国宝『短刀 無銘 正宗(名物九鬼正宗)』

相模国(現在の神奈川県)の刀工「正宗」による短刀で、正宗の他の大半の刀剣と同様に無銘。 正宗は古くから名工と名高く、現在では4口の刀と5口の短刀が国宝に指定されている。 享保名物帳に「九鬼正宗」と記載がある。
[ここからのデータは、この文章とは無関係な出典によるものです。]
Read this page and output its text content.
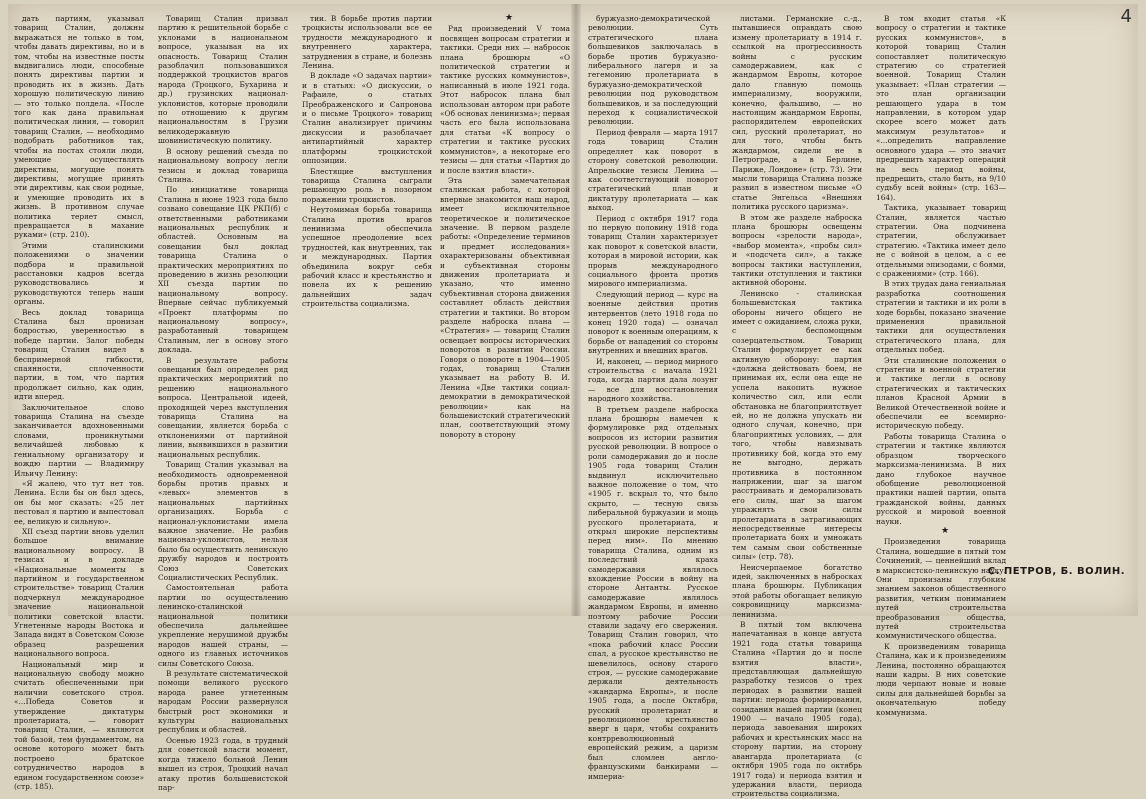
4

дать партиям, указывал товарищ Сталин, должны выражаться не только в том, чтобы давать директивы, но и в том, чтобы на известные посты выдвигались люди, способные понять директивы партии и проводить их в жизнь. Дать хорошую политическую линию — это только полдела. «После того как дана правильная политическая линия, — говорил товарищ Сталин, — необходимо подобрать работников так, чтобы на постах стояли люди, умеющие осуществлять директивы, могущие понять директивы, могущие принять эти директивы, как свои родные, и умеющие проводить их в жизнь. В противном случае политика теряет смысл, превращается в махание руками» (стр. 210).

Этими сталинскими положениями о значении подбора и правильной расстановки кадров всегда руководствовались и руководствуются теперь наши органы.

Весь доклад товарища Сталина был пронизан бодростью, уверенностью в победе партии. Залог победы товарищ Сталин видел в беспримерной гибкости, спаянности, сплоченности партии, в том, что партия продолжает сильно, как один, идти вперед.

Заключительное слово товарища Сталина на съезде заканчивается вдохновенными словами, проникнутыми величайшей любовью к гениальному организатору и вождю партии — Владимиру Ильичу Ленину:

«Я жалею, что тут нет тов. Ленина. Если бы он был здесь, он бы мог сказать: «25 лет пестовал я партию и выпестовал ее, великую и сильную».

XII съезд партии вновь уделил большое внимание национальному вопросу. В тезисах и в докладе «Национальные моменты в партийном и государственном строительстве» товарищ Сталин подчеркнул международное значение национальной политики советской власти. Угнетенные народы Востока и Запада видят в Советском Союзе образец разрешения национального вопроса.

Национальный мир и национальную свободу можно считать обеспеченными при наличии советского строя. «...Победа Советов и утверждение диктатуры пролетариата, — говорит товарищ Сталин, — являются той базой, тем фундаментом, на основе которого может быть построено братское сотрудничество народов в едином государственном союзе» (стр. 185).

Товарищ Сталин призвал партию к решительной борьбе с уклонами в национальном вопросе, указывая на их опасность. Товарищ Сталин разоблачил пользовавшихся поддержкой троцкистов врагов народа (Троцкого, Бухарина и др.) грузинских национал-уклонистов, которые проводили по отношению к другим национальностям в Грузии великодержавную шовинистическую политику.

В основу решений съезда по национальному вопросу легли тезисы и доклад товарища Сталина.

По инициативе товарища Сталина в июне 1923 года было созвано совещание ЦК РКП(б) с ответственными работниками национальных республик и областей. Основным на совещании был доклад товарища Сталина о практических мероприятиях по проведению в жизнь резолюции XII съезда партии по национальному вопросу. Впервые сейчас публикуемый «Проект платформы по национальному вопросу», разработанный товарищем Сталиным, лег в основу этого доклада.

В результате работы совещания был определен ряд практических мероприятий по решению национального вопроса. Центральной идеей, проходящей через выступления товарища Сталина на совещании, является борьба с отклонениями от партийной линии, выявившихся в развитии национальных республик.

Товарищ Сталин указывал на необходимость одновременной борьбы против правых и «левых» элементов в национальных партийных организациях. Борьба с национал-уклонистами имела важное значение. Не разбив национал-уклонистов, нельзя было бы осуществить ленинскую дружбу народов и построить Союз Советских Социалистических Республик.

Самостоятельная работа партии по осуществлению ленинско-сталинской национальной политики обеспечила дальнейшее укрепление нерушимой дружбы народов нашей страны, — одного из главных источников силы Советского Союза.

В результате систематической помощи великого русского народа ранее угнетенным народам России развернулся быстрый рост экономики и культуры национальных республик и областей.

Осенью 1923 года, в трудный для советской власти момент, когда тяжело больной Ленин вышел из строя, Троцкий начал атаку против большевистской пар-

тии. В борьбе против партии троцкисты использовали все ее трудности международного и внутреннего характера, затруднения в стране, и болезнь Ленина.

В докладе «О задачах партии» и в статьях: «О дискуссии, о Рафаиле, о статьях Преображенского и Сапронова и о письме Троцкого» товарищ Сталин анализирует причины дискуссии и разоблачает антипартийный характер платформы троцкистской оппозиции.

Блестящие выступления товарища Сталина сыграли решающую роль в позорном поражении троцкистов.

Неутомимая борьба товарища Сталина против врагов ленинизма обеспечила успешное преодоление всех трудностей, как внутренних, так и международных. Партия объединила вокруг себя рабочий класс и крестьянство и повела их к решению дальнейших задач строительства социализма.

буржуазно-демократической революции. Суть стратегического плана большевиков заключалась в борьбе против буржуазно-либерального лагеря и за гегемонию пролетариата в буржуазно-демократической революции под руководством большевиков, и за последующий переход к социалистической революции.

Период февраля — марта 1917 года товарищ Сталин определяет как поворот в сторону советской революции. Апрельские тезисы Ленина — как соответствующий поворот стратегический план и диктатуру пролетариата — как выход.

Период с октября 1917 года по первую половину 1918 года товарищ Сталин характеризует как поворот к советской власти, которая в мировой истории, как прорыв международного социального фронта против мирового империализма.

Следующий период — курс на военные действия против интервентов (лето 1918 года по конец 1920 года) — означал поворот к военным операциям, к борьбе от нападений со стороны внутренних и внешних врагов.

И, наконец, — период мирного строительства с начала 1921 года, когда партия дала лозунг — все для восстановления народного хозяйства.

В третьем разделе наброска плана брошюры намечен к формулировке ряд отдельных вопросов из истории развития русской революции. В вопросе о роли самодержавия до и после 1905 года товарищ Сталин выдвинул исключительно важное положение о том, что «1905 г. вскрыл то, что было скрыто, — тесную связь либеральной буржуазии и мощь русского пролетариата, и открыл широкие перспективы перед ним». По мнению товарища Сталина, одним из последствий краха самодержавия являлось вхождение России в войну на стороне Антанты. Русское самодержавие являлось жандармом Европы, и именно поэтому рабочие России ставили задачу его свержения. Товарищ Сталин говорил, что «пока рабочий класс России спал, а русское крестьянство не шевелилось, основу старого строя, — русские самодержавие держали деятельность «жандарма Европы», и после 1905 года, а после Октября, русский пролетариат и революционное крестьянство вверг в царя, чтобы сохранить контрреволюционный европейский режим, а царизм был сломлен англо-французскими банкирами — империа-

листами. Германские с.-д., пытавшиеся оправдать свою измену пролетариату в 1914 г. ссылкой на прогрессивность войны с русским самодержавием, как с жандармом Европы, которое дало главную помощь империализму, вооружили, конечно, фальшиво, — но настоящим жандармом Европы, распорядителем европейских сил, русский пролетариат, но для того, чтобы быть жандармом, сидели не в Петрограде, а в Берлине, Париже, Лондоне» (стр. 73). Эти мысли товарища Сталина позже развил в известном письме «О статье Энгельса «Внешняя политика русского царизма».

В этом же разделе наброска плана брошюры освещены вопросы «зрелости народа», «выбор момента», «пробы сил» и «подсчета сил», а также вопросы тактики наступления, тактики отступления и тактики активной обороны.

Ленинско - сталинская большевистская тактика обороны ничего общего не имеет с ожиданием, сложа руки, с беспомощным созерцательством. Товарищ Сталин формулирует ее как активную оборону: партия «должна действовать боем, не принимая их, если она еще не успела накопить нужное количество сил, или если обстановка не благоприятствует ей, но не должна упускать ни одного случая, конечно, при благоприятных условиях, — для того, чтобы навязывать противнику бой, когда это ему не выгодно, держать противника в постоянном напряжении, шаг за шагом расстраивать и деморализовать его силы, шаг за шагом упражнять свои силы пролетариата в затрагивающих непосредственные интересы пролетариата боях и умножать тем самым свои собственные силы» (стр. 78).

Неисчерпаемое богатство идей, заключенных в набросках плана брошюры. Публикация этой работы обогащает великую сокровищницу марксизма-ленинизма.

В пятый том включена напечатанная в конце августа 1921 года статья товарища Сталина «Партия до и после взятия власти», представляющая дальнейшую разработку тезисов о трех периодах в развитии нашей партии: периода формирования, созидания нашей партии (конец 1900 — начало 1905 года), периода завоевания широких рабочих и крестьянских масс на сторону партии, на сторону авангарда пролетариата (с октября 1905 года по октябрь 1917 года) и периода взятия и удержания власти, периода строительства социализма.

В том входит статья «К вопросу о стратегии и тактике русских коммунистов», в которой товарищ Сталин сопоставляет политическую стратегию со стратегией военной. Товарищ Сталин указывает: «План стратегии — это план организации решающего удара в том направлении, в котором удар скорее всего может дать максимум результатов» и «...определить направление основного удара — это значит предрешить характер операций на весь период войны, предрешить, стало быть, на 9/10 судьбу всей войны» (стр. 163—164).

Тактика, указывает товарищ Сталин, является частью стратегии. Она подчинена стратегии, обслуживает стратегию. «Тактика имеет дело не с войной в целом, а с ее отдельными эпизодами, с боями, с сражениями» (стр. 166).

В этих трудах дана гениальная разработка соотношения стратегии и тактики и их роли в ходе борьбы, показано значение применения правильной тактики для осуществления стратегического плана, для отдельных побед.

Эти сталинские положения о стратегии и военной стратегии и тактике легли в основу стратегических и тактических планов Красной Армии в Великой Отечественной войне и обеспечили ее всемирно-историческую победу.

Работы товарища Сталина о стратегии и тактике являются образцом творческого марксизма-ленинизма. В них дано глубокое научное обобщение революционной практики нашей партии, опыта гражданской войны, данных русской и мировой военной науки.

★

Произведения товарища Сталина, вошедшие в пятый том Сочинений, — ценнейший вклад в марксистско-ленинскую науку. Они пронизаны глубоким знанием законов общественного развития, четким пониманием путей строительства преобразования общества, путей строительства коммунистического общества.

К произведениям товарища Сталина, как и к произведениям Ленина, постоянно обращаются наши кадры. В них советские люди черпают новые и новые силы для дальнейшей борьбы за окончательную победу коммунизма.

★

Ряд произведений V тома посвящен вопросам стратегии и тактики. Среди них — набросок плана брошюры «О политической стратегии и тактике русских коммунистов», написанный в июле 1921 года. Этот набросок плана был использован автором при работе «Об основах ленинизма»; первая часть его была использована для статьи «К вопросу о стратегии и тактике русских коммунистов», а некоторые его тезисы — для статьи «Партия до и после взятия власти».

Эта замечательная сталинская работа, с которой впервые знакомится наш народ, имеет исключительное теоретическое и политическое значение. В первом разделе работы: «Определение терминов и предмет исследования» охарактеризованы объективная и субъективная стороны движения пролетариата и указано, что именно субъективная сторона движения составляет область действия стратегии и тактики. Во втором разделе наброска плана — «Стратегия» — товарищ Сталин освещает вопросы исторических поворотов в развитии России. Говоря о повороте в 1904—1905 годах, товарищ Сталин указывает на работу В. И. Ленина «Две тактики социал-демократии в демократической революции» как на большевистский стратегический план, соответствующий этому повороту в сторону

С. ПЕТРОВ, Б. ВОЛИН.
元は小早川隆景の所有だったが、九鬼守隆の弟が舞の褒美に授けられ、後に関が原で西軍につき自害すると、東軍についた兄の所有となる。 この頃に、本阿弥家の鑑定によって正宗と極められ、300枚の折紙がついたのを喜び、埋忠寿斎に金無垢の鎺を作らせた。 この鎺は、附として国宝に指定されている。

この国宝を観るには

この短刀を所蔵する林原美術館は、この短刀を含め合計3口の国宝刀剣を所蔵しており、刀剣の展覧会も比較的多く開催されるが、国宝刀剣の公開はそれほど多くない。 他館へ貸し出されることもある。

公開履歴

2021/1/9~2/21 刀剣博物館「埋忠〈UMETADA〉桃山刀剣界の雄
2020/10/31~12/14 大阪歴史博物館「埋忠〈UMETADA〉桃山刀剣界の雄

文化財指定データ

【台帳・管理ID】201-502
【指定番号】00206-00
【指定名称】短刀〈無銘正宗(名物九鬼正宗)/〉
【ふりがな】たんとう〈むめいまさむね(めいぶつくきまさむね)〉
【員数】1口
【時代・年】鎌倉時代
【作者】正宗
【寸法・重量】身長24.8cm、元幅2.3cm
【品質・形状】平造、三ッ棟、内反、尋常の短刀。鍛板目肌よくつみ、地沸厚く地景頻りに入る。刃文湾れに互の目交じり、足葉よく入り、匂深くやや荒目の沸叢につき、砂流金筋かかる。
【附指定】金無垢二重鎺 銘 埋忠寿斎
【所在地】林原美術館
【国宝指定日】1957.02.19
【説明】生ぶ茎無銘の正宗の短刀。正宗の作には有銘のものが少なく、他に数口の有銘の短刀がある。本短刀は同作中特に出来が優れ、かつ健全である。もと九鬼長門守の所持であったことから本号があり、享保名物帳に所載がある。